Definitely. It’s the same for me.
I’m going to try to not judge people. But then that’s my intention everyday and I still judge at least one person a day
That’s a good suggestion but difficult to follow through.
You got that right
I gave up lent.
I didn’t grow up in a church that had any sort of Lenten traditions so I have never given anything up or fasted. I think about it each year but never do it.
I grew up Presbyterian and we didn’t have Lent. I converted when my first child was born. I enjoy the process of Lent.
I haven’t really done anything for Lent in a long time. I remember when I was younger having to only eat fish on Fridays and only one meal a day. I like the pay it forward idea. For now I think I’ll give up my carb wraps and think about something I can do to help others. Thanks for the reminder.
I went to Ash Wednesday services for the first time since COVID. I was so happy to be there. Also, it was a church in my new state that is right up the street from us. It was refreshing to be out.
Oh my, I love that your daughter gave up piano! That’s adorable. I usually try and find a book about an important spiritual topic to read and discuss with my daughters or a friend.

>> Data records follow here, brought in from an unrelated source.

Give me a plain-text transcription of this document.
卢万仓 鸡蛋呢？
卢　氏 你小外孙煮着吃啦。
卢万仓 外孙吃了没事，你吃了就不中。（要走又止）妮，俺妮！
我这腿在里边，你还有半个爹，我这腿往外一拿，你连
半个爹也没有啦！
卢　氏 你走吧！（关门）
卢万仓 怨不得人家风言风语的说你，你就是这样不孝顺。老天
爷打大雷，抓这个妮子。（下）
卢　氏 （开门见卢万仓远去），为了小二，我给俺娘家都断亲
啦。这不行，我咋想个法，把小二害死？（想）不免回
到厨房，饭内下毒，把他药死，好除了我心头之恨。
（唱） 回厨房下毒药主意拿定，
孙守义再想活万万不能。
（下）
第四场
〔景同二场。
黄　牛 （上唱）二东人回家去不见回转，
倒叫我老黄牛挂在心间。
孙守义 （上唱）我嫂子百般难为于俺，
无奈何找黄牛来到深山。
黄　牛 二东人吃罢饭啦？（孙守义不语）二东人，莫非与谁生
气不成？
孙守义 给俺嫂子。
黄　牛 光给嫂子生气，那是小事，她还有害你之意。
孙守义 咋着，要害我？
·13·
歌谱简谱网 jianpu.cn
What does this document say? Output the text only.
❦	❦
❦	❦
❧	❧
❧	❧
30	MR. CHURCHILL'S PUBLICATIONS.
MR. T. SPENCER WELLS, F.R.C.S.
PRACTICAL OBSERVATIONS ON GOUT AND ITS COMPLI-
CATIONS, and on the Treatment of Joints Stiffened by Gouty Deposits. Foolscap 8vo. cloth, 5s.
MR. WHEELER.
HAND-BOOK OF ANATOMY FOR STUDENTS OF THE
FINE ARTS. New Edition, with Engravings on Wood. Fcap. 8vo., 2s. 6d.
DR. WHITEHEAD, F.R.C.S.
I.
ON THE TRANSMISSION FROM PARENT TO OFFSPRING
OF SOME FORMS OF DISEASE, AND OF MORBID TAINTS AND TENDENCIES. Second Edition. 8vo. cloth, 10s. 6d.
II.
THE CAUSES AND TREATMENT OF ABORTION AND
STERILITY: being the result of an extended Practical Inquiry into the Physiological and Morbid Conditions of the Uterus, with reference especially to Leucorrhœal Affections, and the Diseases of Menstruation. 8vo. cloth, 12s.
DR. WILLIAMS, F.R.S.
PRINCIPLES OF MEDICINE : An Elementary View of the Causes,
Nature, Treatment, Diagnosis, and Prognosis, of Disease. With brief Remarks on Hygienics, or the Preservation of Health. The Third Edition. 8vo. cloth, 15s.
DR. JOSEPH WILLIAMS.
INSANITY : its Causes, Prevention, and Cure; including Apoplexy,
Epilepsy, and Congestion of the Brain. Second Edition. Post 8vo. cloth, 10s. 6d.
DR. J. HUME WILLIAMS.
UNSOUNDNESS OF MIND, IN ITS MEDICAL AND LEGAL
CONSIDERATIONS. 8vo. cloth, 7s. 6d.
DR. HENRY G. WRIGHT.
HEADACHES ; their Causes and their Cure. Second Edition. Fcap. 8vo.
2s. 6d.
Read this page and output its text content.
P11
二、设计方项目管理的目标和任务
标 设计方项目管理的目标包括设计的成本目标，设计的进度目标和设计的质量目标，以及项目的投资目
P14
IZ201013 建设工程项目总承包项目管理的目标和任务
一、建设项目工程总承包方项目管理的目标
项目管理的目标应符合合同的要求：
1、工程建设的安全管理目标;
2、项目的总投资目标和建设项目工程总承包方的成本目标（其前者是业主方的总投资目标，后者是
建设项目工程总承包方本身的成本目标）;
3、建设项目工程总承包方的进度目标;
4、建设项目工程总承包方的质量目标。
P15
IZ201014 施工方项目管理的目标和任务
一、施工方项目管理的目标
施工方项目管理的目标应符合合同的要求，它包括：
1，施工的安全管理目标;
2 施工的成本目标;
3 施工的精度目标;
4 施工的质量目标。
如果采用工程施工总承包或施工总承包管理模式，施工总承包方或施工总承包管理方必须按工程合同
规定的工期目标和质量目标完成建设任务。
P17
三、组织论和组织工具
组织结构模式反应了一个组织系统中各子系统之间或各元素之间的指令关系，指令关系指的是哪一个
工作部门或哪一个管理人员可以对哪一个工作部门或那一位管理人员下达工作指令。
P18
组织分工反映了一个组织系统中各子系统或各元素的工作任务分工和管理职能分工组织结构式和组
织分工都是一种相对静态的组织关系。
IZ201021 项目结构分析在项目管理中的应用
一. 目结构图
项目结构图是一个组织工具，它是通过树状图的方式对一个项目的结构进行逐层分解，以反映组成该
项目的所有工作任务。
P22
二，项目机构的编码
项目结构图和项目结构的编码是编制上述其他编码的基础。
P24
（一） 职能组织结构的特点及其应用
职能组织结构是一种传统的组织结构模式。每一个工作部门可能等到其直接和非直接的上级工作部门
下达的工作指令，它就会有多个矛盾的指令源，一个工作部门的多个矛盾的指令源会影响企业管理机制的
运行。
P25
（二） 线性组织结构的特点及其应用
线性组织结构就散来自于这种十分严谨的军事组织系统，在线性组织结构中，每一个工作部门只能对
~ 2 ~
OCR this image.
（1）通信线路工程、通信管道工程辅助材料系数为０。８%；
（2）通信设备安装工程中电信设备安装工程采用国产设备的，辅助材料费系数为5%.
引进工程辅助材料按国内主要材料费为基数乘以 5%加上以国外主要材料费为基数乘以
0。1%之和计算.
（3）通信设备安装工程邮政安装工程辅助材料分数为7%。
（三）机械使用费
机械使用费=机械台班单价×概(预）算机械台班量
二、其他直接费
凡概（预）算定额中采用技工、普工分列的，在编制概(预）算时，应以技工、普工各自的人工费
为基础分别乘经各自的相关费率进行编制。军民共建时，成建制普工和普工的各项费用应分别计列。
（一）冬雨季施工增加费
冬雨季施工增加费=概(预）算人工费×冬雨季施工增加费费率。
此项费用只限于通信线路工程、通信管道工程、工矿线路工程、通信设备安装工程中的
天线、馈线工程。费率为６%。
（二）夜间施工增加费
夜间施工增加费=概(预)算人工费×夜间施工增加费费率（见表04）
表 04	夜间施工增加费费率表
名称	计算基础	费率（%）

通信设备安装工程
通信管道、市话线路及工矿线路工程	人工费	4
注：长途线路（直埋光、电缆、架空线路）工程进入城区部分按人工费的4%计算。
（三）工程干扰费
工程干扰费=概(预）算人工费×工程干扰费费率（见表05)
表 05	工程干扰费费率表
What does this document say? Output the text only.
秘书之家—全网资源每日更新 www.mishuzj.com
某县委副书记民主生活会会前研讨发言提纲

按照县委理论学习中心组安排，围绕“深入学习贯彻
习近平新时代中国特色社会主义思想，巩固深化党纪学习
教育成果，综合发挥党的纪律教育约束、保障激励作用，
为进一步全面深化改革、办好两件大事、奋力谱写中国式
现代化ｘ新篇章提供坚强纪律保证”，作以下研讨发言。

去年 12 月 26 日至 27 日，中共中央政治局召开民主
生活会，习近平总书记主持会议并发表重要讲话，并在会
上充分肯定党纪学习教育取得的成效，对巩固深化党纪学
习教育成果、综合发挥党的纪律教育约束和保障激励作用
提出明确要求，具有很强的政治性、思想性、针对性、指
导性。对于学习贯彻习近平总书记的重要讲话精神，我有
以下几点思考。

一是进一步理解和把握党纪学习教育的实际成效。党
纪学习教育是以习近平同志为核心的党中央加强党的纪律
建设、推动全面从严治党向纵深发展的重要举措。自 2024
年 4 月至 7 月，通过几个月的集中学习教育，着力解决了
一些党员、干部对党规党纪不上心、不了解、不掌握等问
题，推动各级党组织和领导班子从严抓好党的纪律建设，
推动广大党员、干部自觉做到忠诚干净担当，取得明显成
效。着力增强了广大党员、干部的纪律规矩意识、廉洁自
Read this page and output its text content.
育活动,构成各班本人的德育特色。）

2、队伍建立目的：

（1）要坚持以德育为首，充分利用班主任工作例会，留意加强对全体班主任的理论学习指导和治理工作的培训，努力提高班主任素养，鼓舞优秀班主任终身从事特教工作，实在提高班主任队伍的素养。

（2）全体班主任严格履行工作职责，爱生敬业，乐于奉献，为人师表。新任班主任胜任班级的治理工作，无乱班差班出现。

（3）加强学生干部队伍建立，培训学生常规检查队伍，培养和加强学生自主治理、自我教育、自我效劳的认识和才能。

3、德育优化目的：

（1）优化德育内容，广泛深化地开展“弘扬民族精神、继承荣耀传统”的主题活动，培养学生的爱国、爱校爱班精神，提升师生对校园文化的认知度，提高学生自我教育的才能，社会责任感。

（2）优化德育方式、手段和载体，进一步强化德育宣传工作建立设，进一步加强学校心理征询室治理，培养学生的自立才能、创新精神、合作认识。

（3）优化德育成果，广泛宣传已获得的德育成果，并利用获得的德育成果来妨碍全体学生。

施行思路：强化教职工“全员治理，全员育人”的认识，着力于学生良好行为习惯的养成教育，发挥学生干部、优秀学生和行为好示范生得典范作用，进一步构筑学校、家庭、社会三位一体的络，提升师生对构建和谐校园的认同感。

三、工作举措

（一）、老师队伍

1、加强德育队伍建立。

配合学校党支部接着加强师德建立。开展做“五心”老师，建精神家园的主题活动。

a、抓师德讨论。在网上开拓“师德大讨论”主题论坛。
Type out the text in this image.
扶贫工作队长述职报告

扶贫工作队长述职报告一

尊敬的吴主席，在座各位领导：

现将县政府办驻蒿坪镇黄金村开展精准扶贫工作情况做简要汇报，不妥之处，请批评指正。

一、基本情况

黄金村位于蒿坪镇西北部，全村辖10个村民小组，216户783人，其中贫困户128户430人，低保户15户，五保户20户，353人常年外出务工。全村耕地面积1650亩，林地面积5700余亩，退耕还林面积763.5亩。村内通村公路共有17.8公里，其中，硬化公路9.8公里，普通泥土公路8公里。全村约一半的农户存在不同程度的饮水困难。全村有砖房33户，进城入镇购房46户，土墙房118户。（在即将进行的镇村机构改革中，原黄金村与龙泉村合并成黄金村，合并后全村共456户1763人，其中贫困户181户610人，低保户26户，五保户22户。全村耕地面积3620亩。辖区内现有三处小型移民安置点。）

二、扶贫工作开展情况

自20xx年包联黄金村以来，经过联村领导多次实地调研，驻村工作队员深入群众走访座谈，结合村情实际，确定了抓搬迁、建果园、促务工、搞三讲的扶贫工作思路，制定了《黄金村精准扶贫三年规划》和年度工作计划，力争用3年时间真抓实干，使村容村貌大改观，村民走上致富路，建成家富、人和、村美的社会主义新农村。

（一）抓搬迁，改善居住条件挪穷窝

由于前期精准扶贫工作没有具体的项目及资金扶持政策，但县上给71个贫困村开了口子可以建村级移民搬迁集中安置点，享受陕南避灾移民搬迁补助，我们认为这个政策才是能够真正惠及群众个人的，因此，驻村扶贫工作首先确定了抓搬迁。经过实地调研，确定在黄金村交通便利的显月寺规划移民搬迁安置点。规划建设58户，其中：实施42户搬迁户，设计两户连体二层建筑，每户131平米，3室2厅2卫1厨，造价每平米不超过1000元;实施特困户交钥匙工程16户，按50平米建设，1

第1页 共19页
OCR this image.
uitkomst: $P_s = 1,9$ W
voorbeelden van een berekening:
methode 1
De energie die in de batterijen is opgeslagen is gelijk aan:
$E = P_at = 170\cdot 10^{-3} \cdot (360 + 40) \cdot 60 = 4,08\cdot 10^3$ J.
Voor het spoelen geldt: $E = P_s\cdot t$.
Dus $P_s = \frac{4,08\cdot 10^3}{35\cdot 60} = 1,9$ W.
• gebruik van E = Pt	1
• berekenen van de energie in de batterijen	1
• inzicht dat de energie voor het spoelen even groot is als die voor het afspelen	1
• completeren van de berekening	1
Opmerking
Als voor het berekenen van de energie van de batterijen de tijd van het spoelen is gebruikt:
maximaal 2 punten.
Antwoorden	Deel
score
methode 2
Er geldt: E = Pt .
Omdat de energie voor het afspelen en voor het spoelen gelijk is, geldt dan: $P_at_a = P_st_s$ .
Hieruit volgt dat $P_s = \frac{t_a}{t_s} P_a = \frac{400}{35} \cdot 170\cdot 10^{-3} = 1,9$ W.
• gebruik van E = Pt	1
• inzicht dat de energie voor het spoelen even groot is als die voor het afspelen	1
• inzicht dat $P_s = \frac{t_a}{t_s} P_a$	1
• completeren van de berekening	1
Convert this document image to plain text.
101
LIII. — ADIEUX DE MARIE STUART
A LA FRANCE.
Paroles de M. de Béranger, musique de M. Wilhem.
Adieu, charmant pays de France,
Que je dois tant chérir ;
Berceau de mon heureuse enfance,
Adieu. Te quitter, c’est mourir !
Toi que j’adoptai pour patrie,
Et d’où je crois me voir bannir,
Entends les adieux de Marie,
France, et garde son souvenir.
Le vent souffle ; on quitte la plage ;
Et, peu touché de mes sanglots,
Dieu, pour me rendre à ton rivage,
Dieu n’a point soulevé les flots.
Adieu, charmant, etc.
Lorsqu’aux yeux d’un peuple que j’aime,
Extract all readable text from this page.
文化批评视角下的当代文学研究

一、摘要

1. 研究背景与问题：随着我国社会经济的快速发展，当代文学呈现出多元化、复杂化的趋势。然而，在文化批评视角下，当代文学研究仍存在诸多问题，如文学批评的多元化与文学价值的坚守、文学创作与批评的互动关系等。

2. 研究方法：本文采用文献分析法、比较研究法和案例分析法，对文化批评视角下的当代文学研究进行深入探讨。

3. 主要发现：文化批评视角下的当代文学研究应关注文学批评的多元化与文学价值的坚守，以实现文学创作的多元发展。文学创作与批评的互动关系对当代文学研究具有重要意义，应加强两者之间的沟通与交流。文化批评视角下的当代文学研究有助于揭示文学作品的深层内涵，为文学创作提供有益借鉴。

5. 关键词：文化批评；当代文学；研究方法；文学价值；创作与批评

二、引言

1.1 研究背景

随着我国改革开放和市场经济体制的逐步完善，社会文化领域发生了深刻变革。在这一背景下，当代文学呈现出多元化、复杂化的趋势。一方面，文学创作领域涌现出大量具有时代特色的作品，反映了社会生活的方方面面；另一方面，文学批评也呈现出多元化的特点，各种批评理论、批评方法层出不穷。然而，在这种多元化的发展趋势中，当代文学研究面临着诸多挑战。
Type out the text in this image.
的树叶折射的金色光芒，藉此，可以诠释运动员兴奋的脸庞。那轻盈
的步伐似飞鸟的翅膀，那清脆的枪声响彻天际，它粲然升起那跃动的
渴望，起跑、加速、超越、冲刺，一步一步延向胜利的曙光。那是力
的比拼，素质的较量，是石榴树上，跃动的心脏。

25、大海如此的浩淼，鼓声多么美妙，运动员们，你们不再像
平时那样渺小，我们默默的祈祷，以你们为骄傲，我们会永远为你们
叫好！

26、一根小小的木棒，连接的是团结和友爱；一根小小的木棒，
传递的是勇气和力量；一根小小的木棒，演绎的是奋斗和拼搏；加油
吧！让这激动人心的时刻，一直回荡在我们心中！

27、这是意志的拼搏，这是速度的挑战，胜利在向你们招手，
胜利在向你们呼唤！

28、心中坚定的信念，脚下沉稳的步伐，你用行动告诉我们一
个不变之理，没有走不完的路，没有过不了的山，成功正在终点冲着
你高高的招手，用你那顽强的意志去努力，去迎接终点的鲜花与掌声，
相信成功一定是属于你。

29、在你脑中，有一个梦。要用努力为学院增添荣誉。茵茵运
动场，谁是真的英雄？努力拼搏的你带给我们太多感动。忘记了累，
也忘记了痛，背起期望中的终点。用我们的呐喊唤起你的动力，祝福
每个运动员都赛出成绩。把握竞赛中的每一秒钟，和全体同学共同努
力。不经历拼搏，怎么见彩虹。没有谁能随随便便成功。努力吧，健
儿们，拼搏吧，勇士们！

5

I like to give up something physical like french fries or wine, and something to improve my thoughts like refrain from gossiping, judging, complaining, etc. I think this year it will be wine and whining! I like the combo. My daughter and I are going to read a memoir by Elizabeth Berg! Can’t wait. Hugs, C
I like your idea of reading a spiritual book. One priest suggested we read the Book of Mark because it is short and easy to get through in 40 days.
Anything that helps remind someone of the suffering and sacrifice Jesus endured in his life to reconcile us back to God is a good thing. I find some people do it as “fashionable” and not from their heart. Whether it’s self-denial or extra time spent in Scripture/prayer, the goal is to spend these 40 days doing something that deepens faith and understanding of what Easter accomplished for the world. Sadly, for some, Lent and Advent have become ritualized and little deep thought happens. I wish you a meaningful Lenten season!
Thank you. I am so excited this year because I attended church for the first time in two years. I look forward to being a part of our new community. I agree that Lent is about deepening our faith.